Think back - do any of these sound like situations you were criticised in?
- Shouted at for breaking something or making a mess.
- Laughed at for not 'being cool' or not achieving at school.
- Labelled on your school report as lazy or disruptive.
- Undermined for your ideas and dreams.
These first experiences of negative feedback can really affect how we take criticism in the future.
I remember my older brother (by five years) being really told off several times by my Dad. That memory was enough to make me desperately want to avoid being shouted at by him and to not take criticism well all my life.
We often interpret criticism as being a rejection of us as a person rather than a criticism of a particular behaviour or action.
Or we may think we're being personally labelled rather than being given feedback on our behaviour.
For example: being criticised for not delivering on time comes over as 'you are not good enough and you are disorganised', rather than what you did was not good enough and disorganised.
How do you react to criticism?
- Get angry and defensively argue back? Do you feel the need to be right or to get your own back?
- Think it's unfair and that you're always being blamed, but rather than arguing back, act as if you've taken it on board? Then later subtly let your anger out in little comments and barbs?
- Agree that you're at fault and apologise profusely, whilst feeling you can't help it if you're not good enough?
You may use some or all of these approaches and the key thing to notice is that in all of them the person doesn't appear to have really listened and clarified what the criticism is really about.
Four secrets to taking criticism confidently
1. Listen carefully to determine whether you believe the criticism is fair and true. Ask clarifying questions if necessary to make your decision.

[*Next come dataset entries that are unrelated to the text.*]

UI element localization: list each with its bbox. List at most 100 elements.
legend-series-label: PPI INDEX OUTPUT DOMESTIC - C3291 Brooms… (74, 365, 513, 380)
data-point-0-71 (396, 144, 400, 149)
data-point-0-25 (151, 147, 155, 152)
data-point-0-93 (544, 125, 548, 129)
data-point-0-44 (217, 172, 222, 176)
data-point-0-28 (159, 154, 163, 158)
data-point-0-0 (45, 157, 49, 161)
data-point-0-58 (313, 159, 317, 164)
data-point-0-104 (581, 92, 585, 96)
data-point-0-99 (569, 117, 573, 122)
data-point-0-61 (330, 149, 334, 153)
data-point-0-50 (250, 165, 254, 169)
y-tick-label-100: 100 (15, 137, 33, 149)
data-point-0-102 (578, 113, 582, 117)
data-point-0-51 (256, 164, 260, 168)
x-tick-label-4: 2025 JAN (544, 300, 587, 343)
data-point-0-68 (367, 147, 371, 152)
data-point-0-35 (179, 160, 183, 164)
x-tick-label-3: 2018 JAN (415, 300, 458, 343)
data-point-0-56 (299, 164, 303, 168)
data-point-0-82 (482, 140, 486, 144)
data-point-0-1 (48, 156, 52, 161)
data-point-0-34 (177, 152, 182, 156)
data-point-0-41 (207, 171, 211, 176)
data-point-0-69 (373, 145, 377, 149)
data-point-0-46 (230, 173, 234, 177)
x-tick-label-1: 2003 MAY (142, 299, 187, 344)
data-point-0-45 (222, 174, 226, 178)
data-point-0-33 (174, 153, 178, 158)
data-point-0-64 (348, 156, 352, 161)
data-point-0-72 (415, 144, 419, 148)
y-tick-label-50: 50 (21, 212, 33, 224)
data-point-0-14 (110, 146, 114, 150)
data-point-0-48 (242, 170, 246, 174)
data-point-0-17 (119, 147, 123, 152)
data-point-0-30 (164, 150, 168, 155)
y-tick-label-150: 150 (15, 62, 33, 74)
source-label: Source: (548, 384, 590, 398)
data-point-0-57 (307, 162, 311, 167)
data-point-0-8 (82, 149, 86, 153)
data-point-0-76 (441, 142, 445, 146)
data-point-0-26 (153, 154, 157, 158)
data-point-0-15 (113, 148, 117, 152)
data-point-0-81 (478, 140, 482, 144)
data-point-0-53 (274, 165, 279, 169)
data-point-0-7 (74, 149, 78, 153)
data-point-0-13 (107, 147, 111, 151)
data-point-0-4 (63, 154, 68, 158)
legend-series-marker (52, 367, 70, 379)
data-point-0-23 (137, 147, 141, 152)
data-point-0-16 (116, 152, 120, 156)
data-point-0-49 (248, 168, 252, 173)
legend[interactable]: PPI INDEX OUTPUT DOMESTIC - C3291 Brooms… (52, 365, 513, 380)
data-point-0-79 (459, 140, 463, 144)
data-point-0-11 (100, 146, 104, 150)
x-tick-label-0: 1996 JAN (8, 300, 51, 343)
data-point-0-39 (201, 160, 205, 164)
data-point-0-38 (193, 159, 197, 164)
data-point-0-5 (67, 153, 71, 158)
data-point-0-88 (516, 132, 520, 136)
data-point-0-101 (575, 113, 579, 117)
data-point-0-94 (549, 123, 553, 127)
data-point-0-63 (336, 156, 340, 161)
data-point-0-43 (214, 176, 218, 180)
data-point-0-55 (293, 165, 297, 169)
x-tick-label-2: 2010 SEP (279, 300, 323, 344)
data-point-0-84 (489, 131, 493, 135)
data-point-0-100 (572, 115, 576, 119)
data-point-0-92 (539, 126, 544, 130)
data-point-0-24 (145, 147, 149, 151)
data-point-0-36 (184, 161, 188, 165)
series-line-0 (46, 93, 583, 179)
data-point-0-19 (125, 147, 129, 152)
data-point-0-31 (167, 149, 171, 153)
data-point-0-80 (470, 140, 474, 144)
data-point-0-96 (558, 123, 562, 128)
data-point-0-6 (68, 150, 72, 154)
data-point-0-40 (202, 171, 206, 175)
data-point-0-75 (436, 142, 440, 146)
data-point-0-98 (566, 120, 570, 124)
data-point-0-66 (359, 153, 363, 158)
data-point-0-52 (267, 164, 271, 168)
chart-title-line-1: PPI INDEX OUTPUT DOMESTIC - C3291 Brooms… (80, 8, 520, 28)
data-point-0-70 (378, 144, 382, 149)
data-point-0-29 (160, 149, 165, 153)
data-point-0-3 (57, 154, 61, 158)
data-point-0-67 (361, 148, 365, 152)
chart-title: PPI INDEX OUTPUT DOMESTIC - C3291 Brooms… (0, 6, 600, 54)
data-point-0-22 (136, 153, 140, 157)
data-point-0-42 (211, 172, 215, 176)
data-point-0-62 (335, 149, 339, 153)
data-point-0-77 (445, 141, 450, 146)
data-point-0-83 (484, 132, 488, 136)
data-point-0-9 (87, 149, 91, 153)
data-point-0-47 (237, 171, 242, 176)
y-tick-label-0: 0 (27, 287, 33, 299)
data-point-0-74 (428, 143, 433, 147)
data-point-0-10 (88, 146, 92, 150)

2. Agree with the criticism. For example: "yes I did make a mess of that piece of work." But try to avoid over apologising or promising to radically change. Instead, think about how you could together negotiate a change. "I agree that I should have spoken up for you in that meeting, how could we ensure I feel comfortable to do it next time?"
3. When the criticism is untrue it becomes more tricky as there're our memories of when we were a child and couldn't speak up, reinforcing our feelings. Plus if you've left criticism unchallenged in other situations then that is there too. Again the first step is to listen and clarify what is being said.
4. If you feel unfairly criticised then it's important to speak up rather than accept the criticism and feel resentful. You can do this with phrases like:
- I really must disagree with you, that wasn't my responsibility, so let's discuss where the problems came from.
- I'm really surprised you think that, can you explain how you got that impression?
Even if the criticism you receive is badly given, unjustified or given with a negative intention, you can still respond in an effective way, which allows you to speak up for yourself and maintain your relationship with the other person.